We welcome individual paper proposals as well as panel and roundtable proposals that address any aspect of Irish Studies. Proposals may wish to address the following:

  • Awakening to Irish diversities, including new demographics, identities, and intersectionalities
  • Recent political transformations, including the 2020 elections and Brexit
  • Revelations about biopower in Irish history and the present: Mother and Baby Homes, Magdalen Laundries, Direct Provision
  • Unpacking myths of unity and/or awakening to solidarity/complexity
  • Critical innovations in the Medical Humanities, disability and neurodiversity
  • Histories of LGBTQ and feminist activisms in Ireland
  • Ecocritical and environmental humanities approaches to Irish Studies
  • The politics of technologies
  • The voices of marginalized and minority communities in Ireland
  • Visual awakenings: film, photography, art, and digital video
  • Interdisciplinarity and the field of Irish Studies

All conference presenters and attendees must be current paid members of ACIS. Individual or panel abstracts of 300 words are now being accepted at the link above. Please send any questions to Abby Bender at bendera5@sacredheart.edu.

Registration Information

Please note: Sacred Heart University currently requires Covid-19 vaccination for members of the campus community. As we await guidance from the SHU Coronavirus Planning Committee about how events will proceed in the coming months, please keep in mind the likelihood that evidence of vaccination will be required in order to attend the conference in person.
Registration rates:
Regular rate – $115

Adjunct/Grad Student/Retired Faculty rate – $45

A banquet will be held on Friday night, October 29. There is an additional charge to attend the banquet.
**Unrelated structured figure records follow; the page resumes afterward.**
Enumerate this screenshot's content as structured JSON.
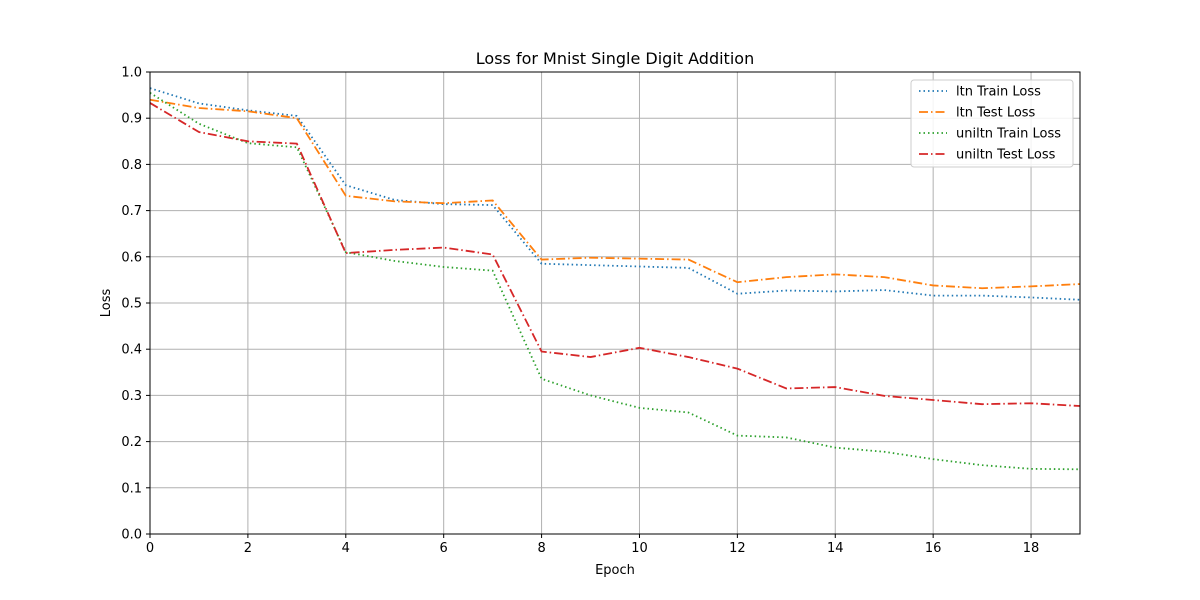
{
  "chart_data": {
    "type": "line",
    "title": "Loss for Mnist Single Digit Addition",
    "xlabel": "Epoch",
    "ylabel": "Loss",
    "xlim": [
      0,
      19
    ],
    "ylim": [
      0.0,
      1.0
    ],
    "xticks": [
      0,
      2,
      4,
      6,
      8,
      10,
      12,
      14,
      16,
      18
    ],
    "yticks": [
      0.0,
      0.1,
      0.2,
      0.3,
      0.4,
      0.5,
      0.6,
      0.7,
      0.8,
      0.9,
      1.0
    ],
    "grid": true,
    "legend_position": "top-right",
    "x": [
      0,
      1,
      2,
      3,
      4,
      5,
      6,
      7,
      8,
      9,
      10,
      11,
      12,
      13,
      14,
      15,
      16,
      17,
      18,
      19
    ],
    "series": [
      {
        "name": "ltn Train Loss",
        "color": "#1f77b4",
        "dash": "dotted",
        "values": [
          0.965,
          0.932,
          0.917,
          0.905,
          0.755,
          0.723,
          0.714,
          0.712,
          0.585,
          0.582,
          0.579,
          0.576,
          0.52,
          0.527,
          0.525,
          0.528,
          0.516,
          0.516,
          0.512,
          0.507
        ]
      },
      {
        "name": "ltn Test Loss",
        "color": "#ff7f0e",
        "dash": "dashdot",
        "values": [
          0.94,
          0.922,
          0.915,
          0.9,
          0.732,
          0.72,
          0.716,
          0.722,
          0.594,
          0.598,
          0.596,
          0.594,
          0.545,
          0.556,
          0.562,
          0.556,
          0.538,
          0.532,
          0.536,
          0.541
        ]
      },
      {
        "name": "uniltn Train Loss",
        "color": "#2ca02c",
        "dash": "dotted",
        "values": [
          0.955,
          0.888,
          0.846,
          0.837,
          0.61,
          0.591,
          0.578,
          0.57,
          0.336,
          0.3,
          0.273,
          0.263,
          0.213,
          0.209,
          0.187,
          0.178,
          0.162,
          0.149,
          0.141,
          0.14
        ]
      },
      {
        "name": "uniltn Test Loss",
        "color": "#d62728",
        "dash": "dashdot",
        "values": [
          0.933,
          0.87,
          0.85,
          0.845,
          0.608,
          0.615,
          0.62,
          0.605,
          0.395,
          0.383,
          0.403,
          0.383,
          0.358,
          0.315,
          0.318,
          0.299,
          0.29,
          0.281,
          0.283,
          0.277
        ]
      }
    ]
  }
}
Banquet Regular rate – $35

Banquet Adjunct/Grad Student/Retired Faculty rate – $25

Registration deadline is September 24. All registrations after this date will incur an additional $30 fee.
Covid-regulations permitting, after the banquet on Friday we look forward to hosting an “Irish Pub” night at Sacred Heart with local “Shamrogues” traditional Irish music group and cash bar. Additionally, snacks and beverages will be provided throughout the two-day conference, as well as a boxed lunch on Saturday.